Why give an older quarterback (Daniel turned 32 in October) so much guaranteed money when he’d made only three career regular-season starts over nine professional seasons? Because in a pinch, Daniel proved that smarts often supersede raw talent.
The Bears needed help from their mighty defense to knock off the Detroit Lions on Thanksgiving, but Daniel played a heady game, completing 27 of 37 passes for 230 yards, two touchdowns and zero interceptions (106.8 quarterback rating).
And due to the fact the Bears had the shortest turnaround in NFL history following their Week 11 Sunday night game versus Minnesota — the game in which Trubisky injured his right shoulder late in the fourth quarter on a late hit by Minnesota safety Harrison Smith — Chicago wasn’t able to hold a real practice, just a couple of short walk-throughs, before the club departed for Detroit.
“You don’t want this situation, but when you’re in a situation where we had last week where you feel very confident,” Nagy said. “We did not have one rep with the guys last week and we didn’t change anything. So now here’s a guy who in his role is fulfilling not only that quote-unquote assistant coach part but a guy that has the ability to step in and make coaches feel very comfortable that you can win games with him at quarterback.”
Saints coach Sean Payton also applauded Daniel’s success on such short notice. Payton coached Daniel for parts of five total seasons in New Orleans, including the quarterback’s first year in the league, when the Saints signed and cut the former Heisman Trophy finalist to and from their practice squad on several occasions.
“Just looking at the film, I didn’t see much of the game, but I thought he played well,” Payton said this week. “He’s someone that can take the reps to the field right away. One of the challenges if you’re not the starter is you don’t get the same amount of reps. But he’s smart, he’s very competitive, and the ball comes out quick. I thought he played well.”
The challenge this week is that Sunday’s opponent, the New York Giants, have fresh tape to scout Daniel.
But Daniel, who appears likely to start another week in place of Trubisky, now has the luxury of taking all the first-team reps during a normal week of practice. Trubisky has been listed as limited at practice, but Nagy said on Thursday that Trubisky still hasn’t thrown since the injury occurred on Nov. 18.

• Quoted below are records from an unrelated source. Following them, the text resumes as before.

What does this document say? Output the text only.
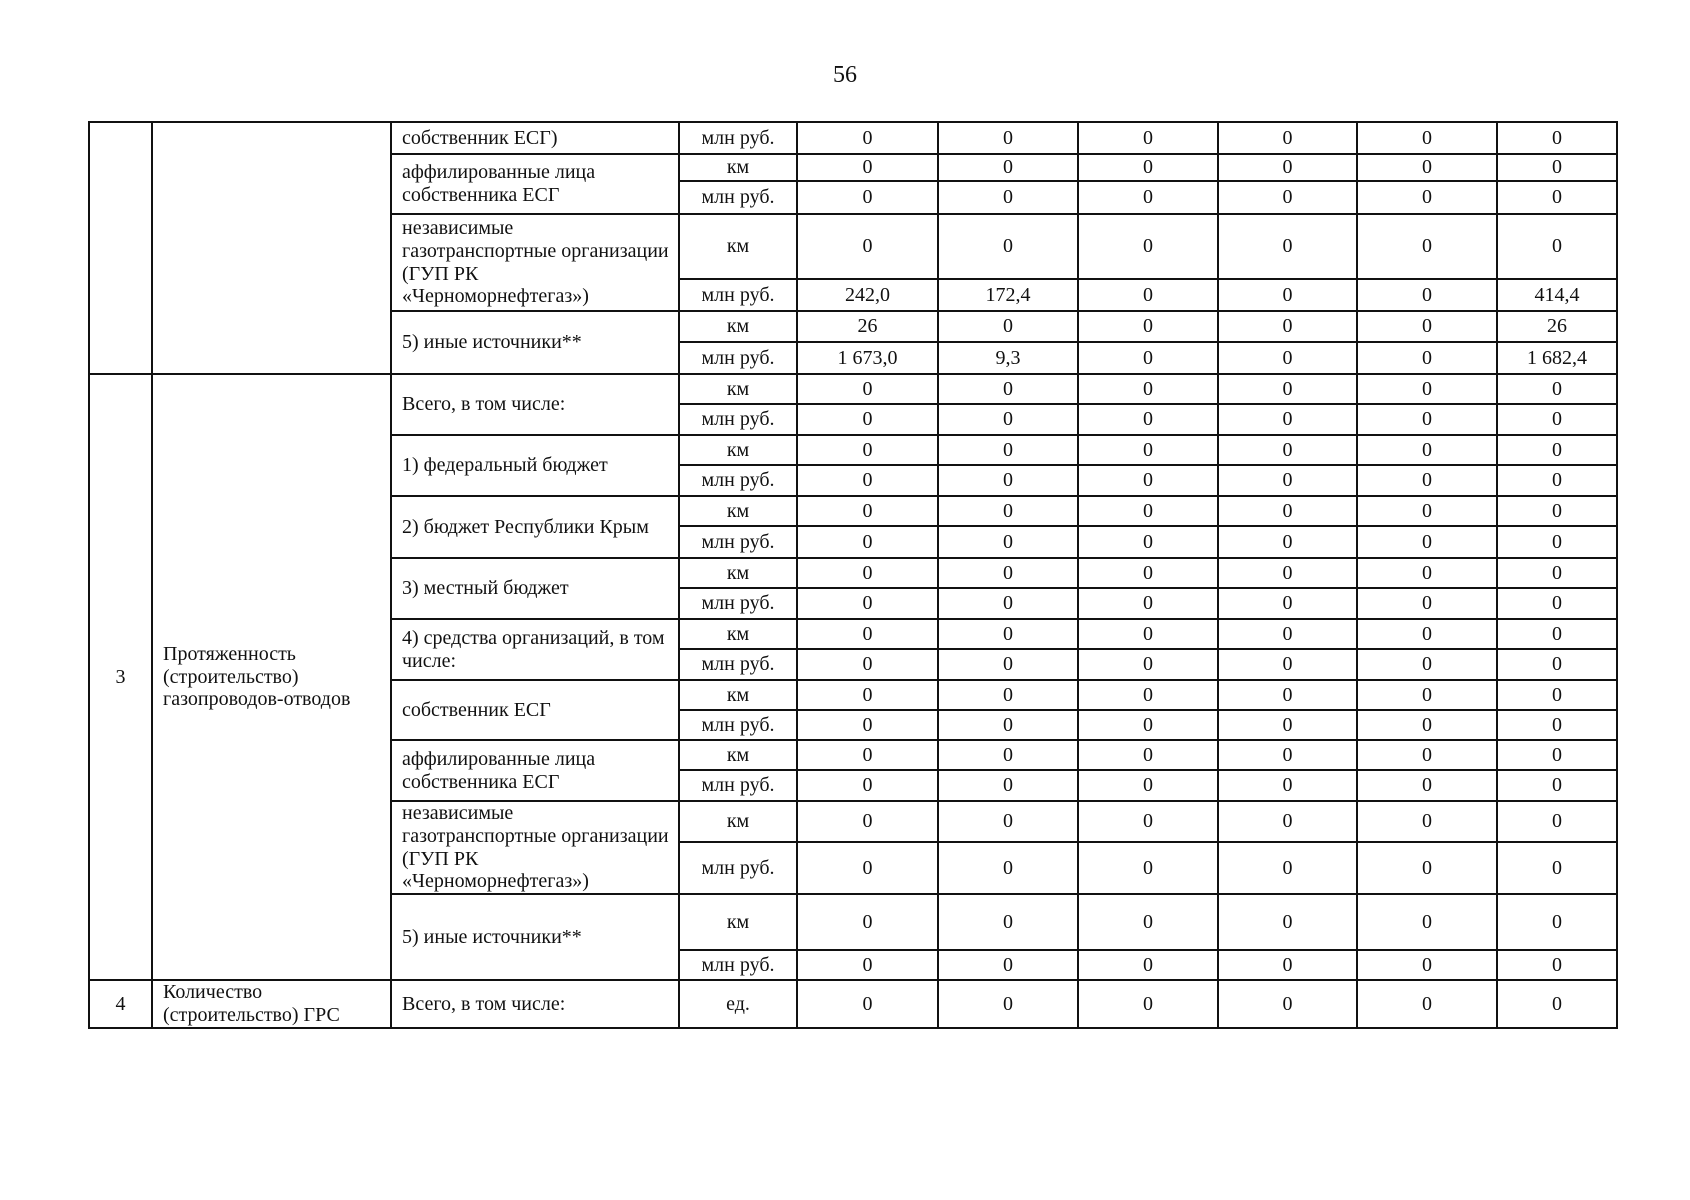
56
		собственник ЕСГ)	млн руб.	0	0	0	0	0	0
		аффилированные лица собственника ЕСГ	км	0	0	0	0	0	0
			млн руб.	0	0	0	0	0	0
		независимые газотранспортные организации (ГУП РК «Черноморнефтегаз»)	км	0	0	0	0	0	0
			млн руб.	242,0	172,4	0	0	0	414,4
		5) иные источники**	км	26	0	0	0	0	26
			млн руб.	1 673,0	9,3	0	0	0	1 682,4
3	Протяженность (строительство) газопроводов-отводов	Всего, в том числе:	км	0	0	0	0	0	0
			млн руб.	0	0	0	0	0	0
		1) федеральный бюджет	км	0	0	0	0	0	0
			млн руб.	0	0	0	0	0	0
		2) бюджет Республики Крым	км	0	0	0	0	0	0
			млн руб.	0	0	0	0	0	0
		3) местный бюджет	км	0	0	0	0	0	0
			млн руб.	0	0	0	0	0	0
		4) средства организаций, в том числе:	км	0	0	0	0	0	0
			млн руб.	0	0	0	0	0	0
		собственник ЕСГ	км	0	0	0	0	0	0
			млн руб.	0	0	0	0	0	0
		аффилированные лица собственника ЕСГ	км	0	0	0	0	0	0
			млн руб.	0	0	0	0	0	0
		независимые газотранспортные организации (ГУП РК «Черноморнефтегаз»)	км	0	0	0	0	0	0
			млн руб.	0	0	0	0	0	0
		5) иные источники**	км	0	0	0	0	0	0
			млн руб.	0	0	0	0	0	0
4	Количество (строительство) ГРС	Всего, в том числе:	ед.	0	0	0	0	0	0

“It’ll be good to actually get some timing down with the receivers and tight ends and running backs, although I thought it was pretty good last week, too, for not really taking a full-speed rep all week,” Daniel said. “There’s always stuff you can grow on. I’m a perfectionist, so what I try to do is look at the negatives of the game and try to improve on it.

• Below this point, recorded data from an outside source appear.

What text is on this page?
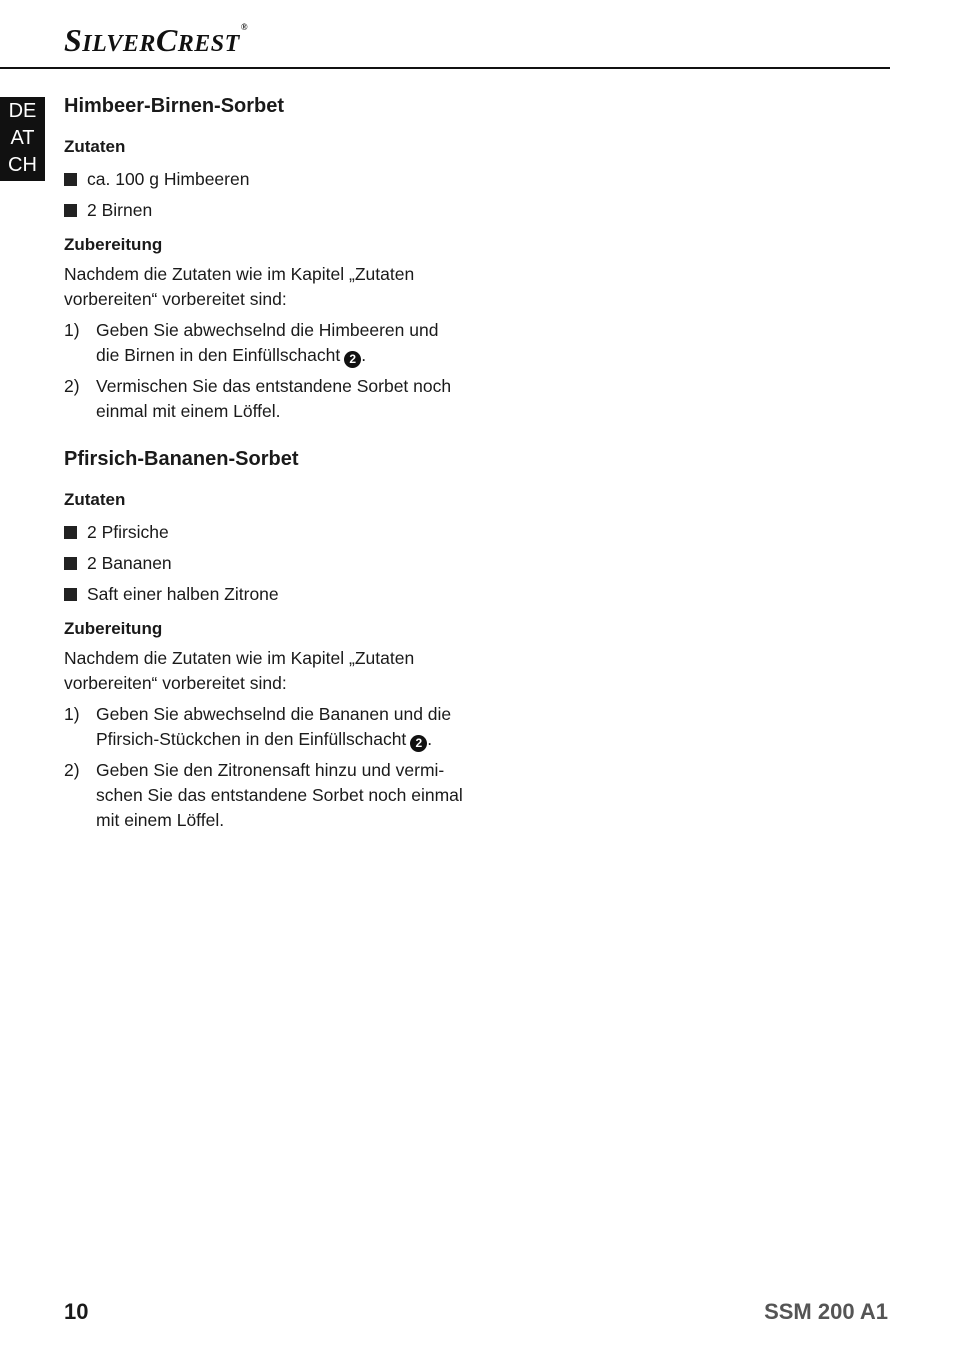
SILVERCREST®
DE
AT
CH
Himbeer-Birnen-Sorbet
Zutaten
ca. 100 g Himbeeren
2 Birnen
Zubereitung

Nachdem die Zutaten wie im Kapitel „Zutaten vorbereiten“ vorbereitet sind:

1) Geben Sie abwechselnd die Himbeeren und die Birnen in den Einfüllschacht 2 .
2) Vermischen Sie das entstandene Sorbet noch einmal mit einem Löffel.
Pfirsich-Bananen-Sorbet
Zutaten
2 Pfirsiche
2 Bananen
Saft einer halben Zitrone
Zubereitung

Nachdem die Zutaten wie im Kapitel „Zutaten vorbereiten“ vorbereitet sind:

1) Geben Sie abwechselnd die Bananen und die Pfirsich-Stückchen in den Einfüllschacht 2 .
2) Geben Sie den Zitronensaft hinzu und vermi-schen Sie das entstandene Sorbet noch einmal mit einem Löffel.
10	SSM 200 A1
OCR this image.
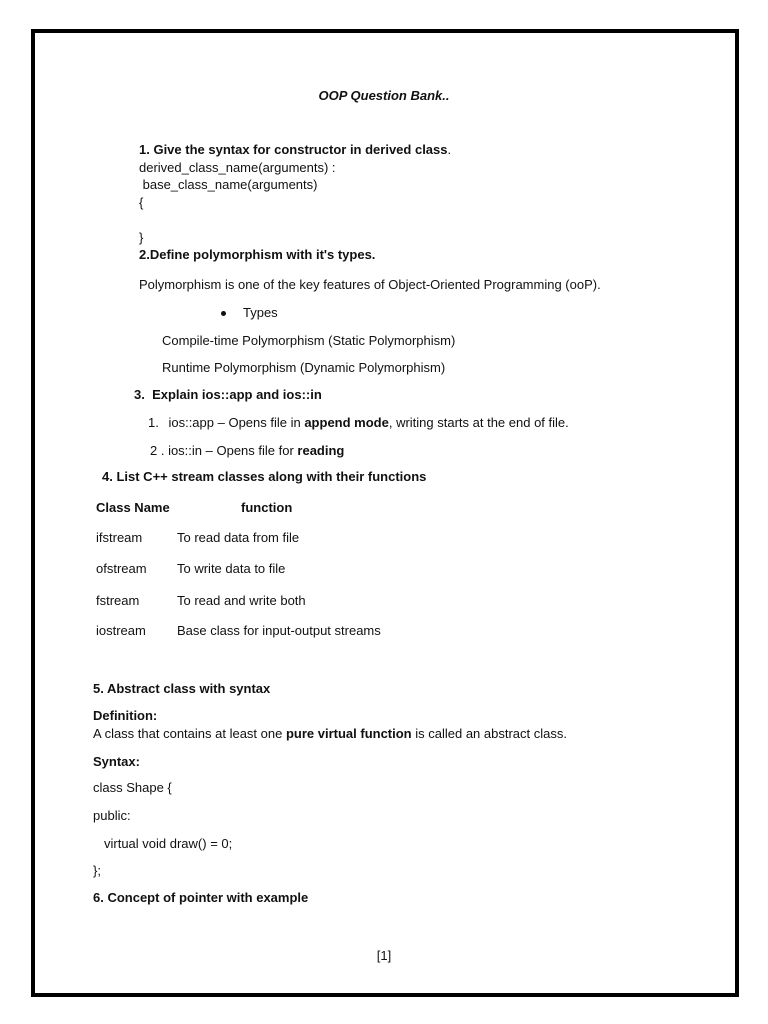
OOP Question Bank..
1. Give the syntax for constructor in derived class.
derived_class_name(arguments) :
base_class_name(arguments)
{
}
2.Define polymorphism with it's types.
Polymorphism is one of the key features of Object-Oriented Programming (ooP).
Types
Compile-time Polymorphism (Static Polymorphism)
Runtime Polymorphism (Dynamic Polymorphism)
3.  Explain ios::app and ios::in
1. ios::app – Opens file in append mode, writing starts at the end of file.
2 . ios::in – Opens file for reading
4. List C++ stream classes along with their functions
Class Name	function
ifstream	To read data from file
ofstream To write data to file
fstream	To read and write both
iostream Base class for input-output streams
5. Abstract class with syntax
Definition:
A class that contains at least one pure virtual function is called an abstract class.
Syntax:
class Shape {
public:
virtual void draw() = 0;
};
6. Concept of pointer with example
[1]
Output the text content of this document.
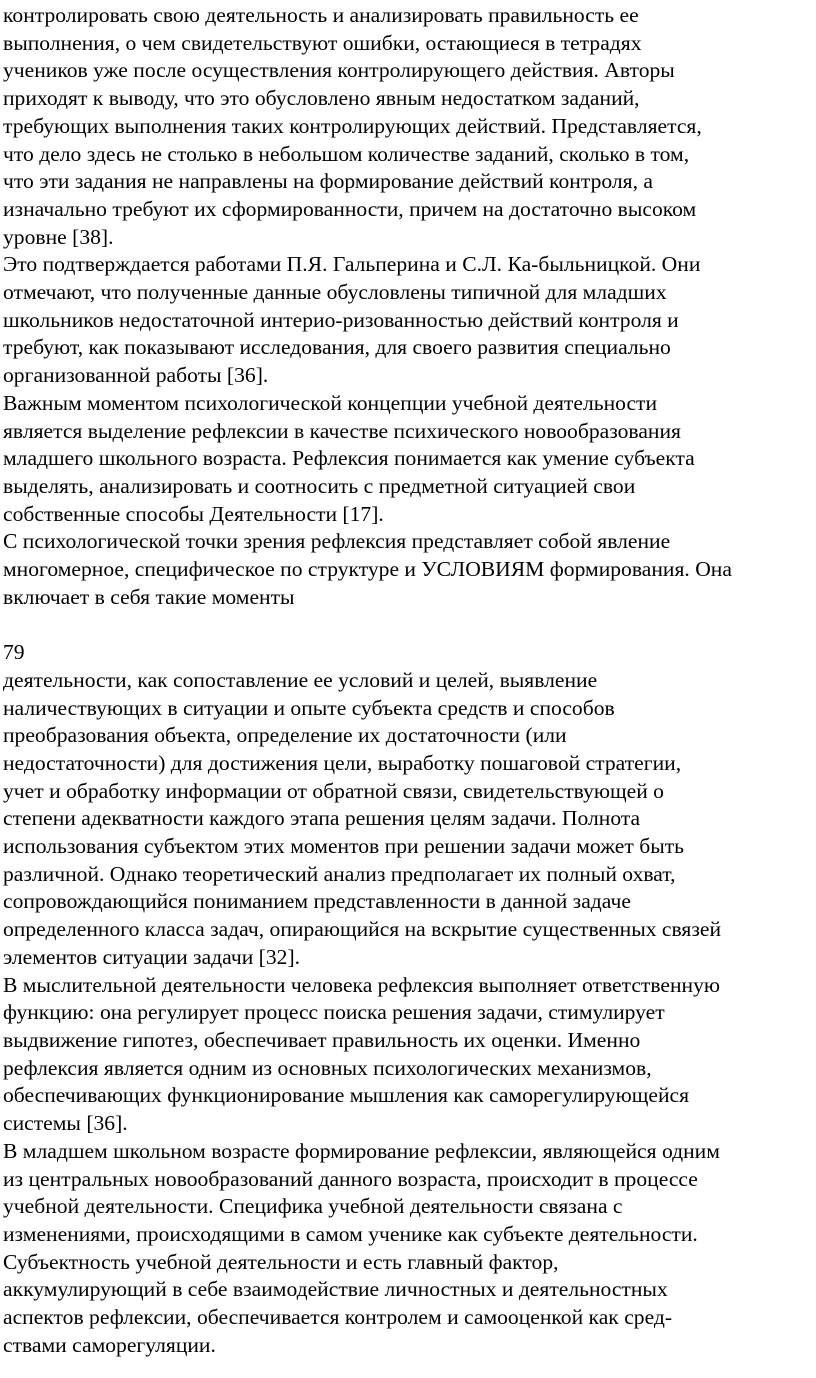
контролировать свою деятельность и анализировать правильность ее
выполнения, о чем свидетельствуют ошибки, остающиеся в тетрадях
учеников уже после осуществления контролирующего действия. Авторы
приходят к выводу, что это обусловлено явным недостатком заданий,
требующих выполнения таких контролирующих действий. Представляется,
что дело здесь не столько в небольшом количестве заданий, сколько в том,
что эти задания не направлены на формирование действий контроля, а
изначально требуют их сформированности, причем на достаточно высоком
уровне [38].
Это подтверждается работами П.Я. Гальперина и С.Л. Ка-быльницкой. Они
отмечают, что полученные данные обусловлены типичной для младших
школьников недостаточной интерио-ризованностью действий контроля и
требуют, как показывают исследования, для своего развития специально
организованной работы [36].
Важным моментом психологической концепции учебной деятельности
является выделение рефлексии в качестве психического новообразования
младшего школьного возраста. Рефлексия понимается как умение субъекта
выделять, анализировать и соотносить с предметной ситуацией свои
собственные способы Деятельности [17].
С психологической точки зрения рефлексия представляет собой явление
многомерное, специфическое по структуре и УСЛОВИЯМ формирования. Она
включает в себя такие моменты
79
деятельности, как сопоставление ее условий и целей, выявление
наличествующих в ситуации и опыте субъекта средств и способов
преобразования объекта, определение их достаточности (или
недостаточности) для достижения цели, выработку пошаговой стратегии,
учет и обработку информации от обратной связи, свидетельствующей о
степени адекватности каждого этапа решения целям задачи. Полнота
использования субъектом этих моментов при решении задачи может быть
различной. Однако теоретический анализ предполагает их полный охват,
сопровождающийся пониманием представленности в данной задаче
определенного класса задач, опирающийся на вскрытие существенных связей
элементов ситуации задачи [32].
В мыслительной деятельности человека рефлексия выполняет ответственную
функцию: она регулирует процесс поиска решения задачи, стимулирует
выдвижение гипотез, обеспечивает правильность их оценки. Именно
рефлексия является одним из основных психологических механизмов,
обеспечивающих функционирование мышления как саморегулирующейся
системы [36].
В младшем школьном возрасте формирование рефлексии, являющейся одним
из центральных новообразований данного возраста, происходит в процессе
учебной деятельности. Специфика учебной деятельности связана с
изменениями, происходящими в самом ученике как субъекте деятельности.
Субъектность учебной деятельности и есть главный фактор,
аккумулирующий в себе взаимодействие личностных и деятельностных
аспектов рефлексии, обеспечивается контролем и самооценкой как сред-
ствами саморегуляции.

“And there were 10 incompletions against the Lions; some of those should’ve been completions. Four sacks; too many, those were all on me. So you just constantly try to be a perfectionist. That’s how I am and I was raised, just try to play the best game possible, and with practice, we can continue to do that.”
Trubisky left no doubt that he feels the offense is in good hands.
“Chase prepares like it’s nobody’s business,” Trubisky said. “So for him to prepare on a short week, and be thrown in there and come through for this team like he did, we’re very proud of him. I’m excited for the opportunity he had. It was huge for this football team. None of us were surprised. He went in there, did his job and did a great job for this team.”